今日もそうだ。窓外に響くクマゼミの賑やかさに相反した静寂なリビングのソファーに身を委ね、台所から聞こえる小気味良い包丁の音、芳しい鰹だしの香り、そして、妻が私を呼ぶ声を想像している。
私は徐に腰を上げて台所へと向かった。
廊下との境目にかけられた暖簾をくぐると、ひっそりとした台所に人の気配が無いことを確認し、現実を知る。ため息が漏れた。
私は仏壇に手を合わせ「行ってきます」と告げた。「いってらっしゃい」は返ってこず、余韻を残すりんの音だけがかすかに空気を震わせていた。

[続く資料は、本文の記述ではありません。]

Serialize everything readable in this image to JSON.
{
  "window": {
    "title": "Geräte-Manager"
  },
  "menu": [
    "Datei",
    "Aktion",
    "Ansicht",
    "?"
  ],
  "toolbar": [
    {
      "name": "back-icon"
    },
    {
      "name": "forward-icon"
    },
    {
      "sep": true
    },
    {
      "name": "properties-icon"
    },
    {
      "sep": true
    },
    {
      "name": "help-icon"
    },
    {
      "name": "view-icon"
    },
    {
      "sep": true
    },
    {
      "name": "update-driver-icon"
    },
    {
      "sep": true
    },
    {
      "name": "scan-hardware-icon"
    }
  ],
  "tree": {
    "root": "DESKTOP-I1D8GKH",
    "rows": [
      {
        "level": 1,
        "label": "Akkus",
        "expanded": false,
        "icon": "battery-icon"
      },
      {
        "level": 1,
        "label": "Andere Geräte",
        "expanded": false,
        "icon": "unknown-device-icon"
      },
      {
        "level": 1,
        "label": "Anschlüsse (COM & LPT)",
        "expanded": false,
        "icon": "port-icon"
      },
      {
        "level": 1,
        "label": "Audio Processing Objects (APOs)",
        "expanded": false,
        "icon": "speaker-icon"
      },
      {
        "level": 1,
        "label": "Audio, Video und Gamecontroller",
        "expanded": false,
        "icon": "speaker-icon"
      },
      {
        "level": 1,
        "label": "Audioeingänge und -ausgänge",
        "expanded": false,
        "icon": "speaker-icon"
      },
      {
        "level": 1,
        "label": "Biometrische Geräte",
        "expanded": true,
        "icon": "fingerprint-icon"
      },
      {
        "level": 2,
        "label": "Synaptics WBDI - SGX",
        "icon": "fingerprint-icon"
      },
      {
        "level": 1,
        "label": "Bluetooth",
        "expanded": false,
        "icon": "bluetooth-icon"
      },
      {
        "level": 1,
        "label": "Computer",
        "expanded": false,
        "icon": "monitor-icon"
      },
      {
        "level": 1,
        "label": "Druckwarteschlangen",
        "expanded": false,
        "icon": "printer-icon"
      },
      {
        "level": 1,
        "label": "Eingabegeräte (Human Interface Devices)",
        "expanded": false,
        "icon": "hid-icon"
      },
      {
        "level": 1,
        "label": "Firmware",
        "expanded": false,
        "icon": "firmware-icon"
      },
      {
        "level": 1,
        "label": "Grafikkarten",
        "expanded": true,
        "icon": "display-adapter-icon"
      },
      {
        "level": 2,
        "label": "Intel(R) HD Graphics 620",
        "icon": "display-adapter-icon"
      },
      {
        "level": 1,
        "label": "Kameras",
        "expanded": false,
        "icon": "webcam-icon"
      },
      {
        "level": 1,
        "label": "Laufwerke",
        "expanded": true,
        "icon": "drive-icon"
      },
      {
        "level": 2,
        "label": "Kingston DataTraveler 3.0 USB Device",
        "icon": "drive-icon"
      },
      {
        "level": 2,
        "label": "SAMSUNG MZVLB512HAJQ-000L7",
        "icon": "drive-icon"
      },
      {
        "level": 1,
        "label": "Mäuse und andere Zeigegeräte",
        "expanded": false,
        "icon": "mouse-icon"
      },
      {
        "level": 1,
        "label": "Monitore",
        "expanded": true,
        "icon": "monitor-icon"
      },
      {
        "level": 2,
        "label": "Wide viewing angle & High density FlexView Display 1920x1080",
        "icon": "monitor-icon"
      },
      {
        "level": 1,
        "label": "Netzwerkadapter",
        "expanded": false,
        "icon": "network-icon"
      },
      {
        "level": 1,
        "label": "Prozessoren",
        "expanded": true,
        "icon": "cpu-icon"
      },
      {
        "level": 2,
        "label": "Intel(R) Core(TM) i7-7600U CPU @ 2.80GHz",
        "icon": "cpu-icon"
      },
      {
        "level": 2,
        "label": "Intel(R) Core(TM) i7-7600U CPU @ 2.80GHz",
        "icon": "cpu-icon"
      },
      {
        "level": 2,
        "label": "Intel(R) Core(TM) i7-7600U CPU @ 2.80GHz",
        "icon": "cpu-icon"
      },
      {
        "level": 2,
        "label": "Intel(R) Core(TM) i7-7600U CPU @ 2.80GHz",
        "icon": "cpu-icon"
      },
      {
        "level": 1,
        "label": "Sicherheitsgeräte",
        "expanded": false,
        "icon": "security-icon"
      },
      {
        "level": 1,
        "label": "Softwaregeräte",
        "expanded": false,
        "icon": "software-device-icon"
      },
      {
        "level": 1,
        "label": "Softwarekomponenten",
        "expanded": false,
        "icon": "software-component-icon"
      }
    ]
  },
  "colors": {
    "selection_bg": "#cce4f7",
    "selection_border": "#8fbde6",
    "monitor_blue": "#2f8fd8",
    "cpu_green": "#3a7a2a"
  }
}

東からの強い日差しを避けるよう、建物が目の前に迫る小径を抜けて駅の方へと向かう。ふと、気が付くと視線がつま先を追っていた。ダメだダメだと腰を伸ばして空を仰ぐと、青の絵の具一色で事足りそうな、雲一つない青空が広がっていた。
「らっしゃい!」
花屋の親父は相変わらず威勢がいい。まるで魚でも売るかのように「何にしましょ?」と続ける。
「妻の一周忌に花を供えようと思ってね」
「あぁ、もう一年経つか。早いもんだねぇ。うちも母ちゃんが死んで三年だわ」
親父は菊やユリなどを見繕うと、手際よく長さを切りそろえて新聞紙に巻いてくれた。
「はいよ、お待たせ! まぁ、お互い元気にやりましょうや!」
「あ、あぁ」
あと二年経てば、私もこうなれるのだろうか。いや、そんな気はしない。
少し気分を変えようと、行きとは違う道を帰ることにした。どこへ行くにも車を使うと通る道が大体決まっているので、近所とはいえ歩いて見る景色には懐かしさを覚える。

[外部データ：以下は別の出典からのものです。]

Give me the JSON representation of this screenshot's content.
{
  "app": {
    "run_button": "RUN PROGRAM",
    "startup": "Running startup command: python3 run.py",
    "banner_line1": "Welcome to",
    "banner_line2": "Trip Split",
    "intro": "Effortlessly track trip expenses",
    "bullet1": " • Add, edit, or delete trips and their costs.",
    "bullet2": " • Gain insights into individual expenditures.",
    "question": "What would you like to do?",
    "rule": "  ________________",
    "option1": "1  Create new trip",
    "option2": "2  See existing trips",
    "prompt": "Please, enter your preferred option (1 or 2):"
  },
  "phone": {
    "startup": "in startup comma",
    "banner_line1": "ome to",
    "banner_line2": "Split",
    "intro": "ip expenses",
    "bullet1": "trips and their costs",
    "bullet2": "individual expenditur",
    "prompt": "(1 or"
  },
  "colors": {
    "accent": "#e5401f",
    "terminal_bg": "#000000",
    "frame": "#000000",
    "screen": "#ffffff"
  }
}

住宅街の一画にある公園に差し掛かったところで、私は足を止めた。疲れが限界に達したわけでも痛む腰が悲鳴を上げたわけでもない。ただ、記憶が蘇ったからだった。
「上町児童公園か」
私の記憶にある公園より、随分と小さく見えた。
テニスコート一面分ほどの公園には所々に雑草の緑が目立つが、遊具の周辺は乾いた茶色の土に囲われ小さな足跡なんかが点在していた。ここで遊ぶ子たちの存在があることを知り、妙に嬉しい気持ちになった。

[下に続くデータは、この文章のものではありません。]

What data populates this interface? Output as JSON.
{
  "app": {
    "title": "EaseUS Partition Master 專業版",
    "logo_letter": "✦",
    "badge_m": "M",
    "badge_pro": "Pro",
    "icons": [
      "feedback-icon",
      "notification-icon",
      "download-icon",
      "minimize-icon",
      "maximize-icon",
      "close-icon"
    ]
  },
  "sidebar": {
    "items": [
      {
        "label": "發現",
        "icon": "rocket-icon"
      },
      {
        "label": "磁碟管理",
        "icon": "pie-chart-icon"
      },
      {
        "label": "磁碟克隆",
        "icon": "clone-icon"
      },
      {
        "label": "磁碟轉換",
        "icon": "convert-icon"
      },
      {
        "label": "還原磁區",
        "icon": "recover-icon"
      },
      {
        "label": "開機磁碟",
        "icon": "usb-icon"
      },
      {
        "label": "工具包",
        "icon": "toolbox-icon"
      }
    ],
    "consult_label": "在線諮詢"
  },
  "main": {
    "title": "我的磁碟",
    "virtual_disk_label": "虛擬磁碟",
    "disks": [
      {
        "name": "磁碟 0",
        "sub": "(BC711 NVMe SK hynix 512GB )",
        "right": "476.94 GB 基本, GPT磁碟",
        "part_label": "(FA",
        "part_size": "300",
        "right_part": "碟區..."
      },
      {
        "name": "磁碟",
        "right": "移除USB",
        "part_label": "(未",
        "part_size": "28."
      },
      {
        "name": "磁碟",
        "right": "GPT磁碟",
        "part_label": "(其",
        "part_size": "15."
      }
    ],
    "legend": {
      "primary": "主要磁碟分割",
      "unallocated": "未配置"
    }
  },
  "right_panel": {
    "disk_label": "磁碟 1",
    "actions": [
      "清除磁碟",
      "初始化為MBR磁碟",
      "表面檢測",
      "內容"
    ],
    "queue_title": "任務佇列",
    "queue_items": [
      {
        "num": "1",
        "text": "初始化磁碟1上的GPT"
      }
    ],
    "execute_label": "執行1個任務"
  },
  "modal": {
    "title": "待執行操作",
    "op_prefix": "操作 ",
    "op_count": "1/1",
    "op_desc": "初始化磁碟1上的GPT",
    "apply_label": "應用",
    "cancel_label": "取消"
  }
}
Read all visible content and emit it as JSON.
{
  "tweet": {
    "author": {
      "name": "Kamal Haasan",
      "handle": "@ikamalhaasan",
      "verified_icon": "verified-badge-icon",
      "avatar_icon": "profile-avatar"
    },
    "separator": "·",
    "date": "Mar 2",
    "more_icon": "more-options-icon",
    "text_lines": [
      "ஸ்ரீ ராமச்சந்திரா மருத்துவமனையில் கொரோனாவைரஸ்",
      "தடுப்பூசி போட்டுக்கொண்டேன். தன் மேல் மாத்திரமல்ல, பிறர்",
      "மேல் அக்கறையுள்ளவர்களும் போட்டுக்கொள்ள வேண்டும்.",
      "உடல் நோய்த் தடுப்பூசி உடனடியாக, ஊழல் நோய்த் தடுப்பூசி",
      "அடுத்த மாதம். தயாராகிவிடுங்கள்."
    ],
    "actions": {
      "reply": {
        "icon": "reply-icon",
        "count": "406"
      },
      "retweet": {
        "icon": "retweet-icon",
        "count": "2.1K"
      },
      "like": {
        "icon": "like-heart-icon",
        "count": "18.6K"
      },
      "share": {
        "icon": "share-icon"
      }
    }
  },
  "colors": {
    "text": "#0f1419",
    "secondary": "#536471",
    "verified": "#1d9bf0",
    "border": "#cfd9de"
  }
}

私はブランコに視線を向けた。公園の片隅に佇む赤いブランコの影は地面にぴったりと張り付いていた。酷暑と言われる八月の炎天下では、子どもたちは外で遊ぶことさえ許されず、我々高齢者の外出をも阻む。
私は陽射しを存分に浴びて公園の門柱辺りに立ち、思い出していた。
かつて一人娘の美月を連れて、この公園によく通った日のことを。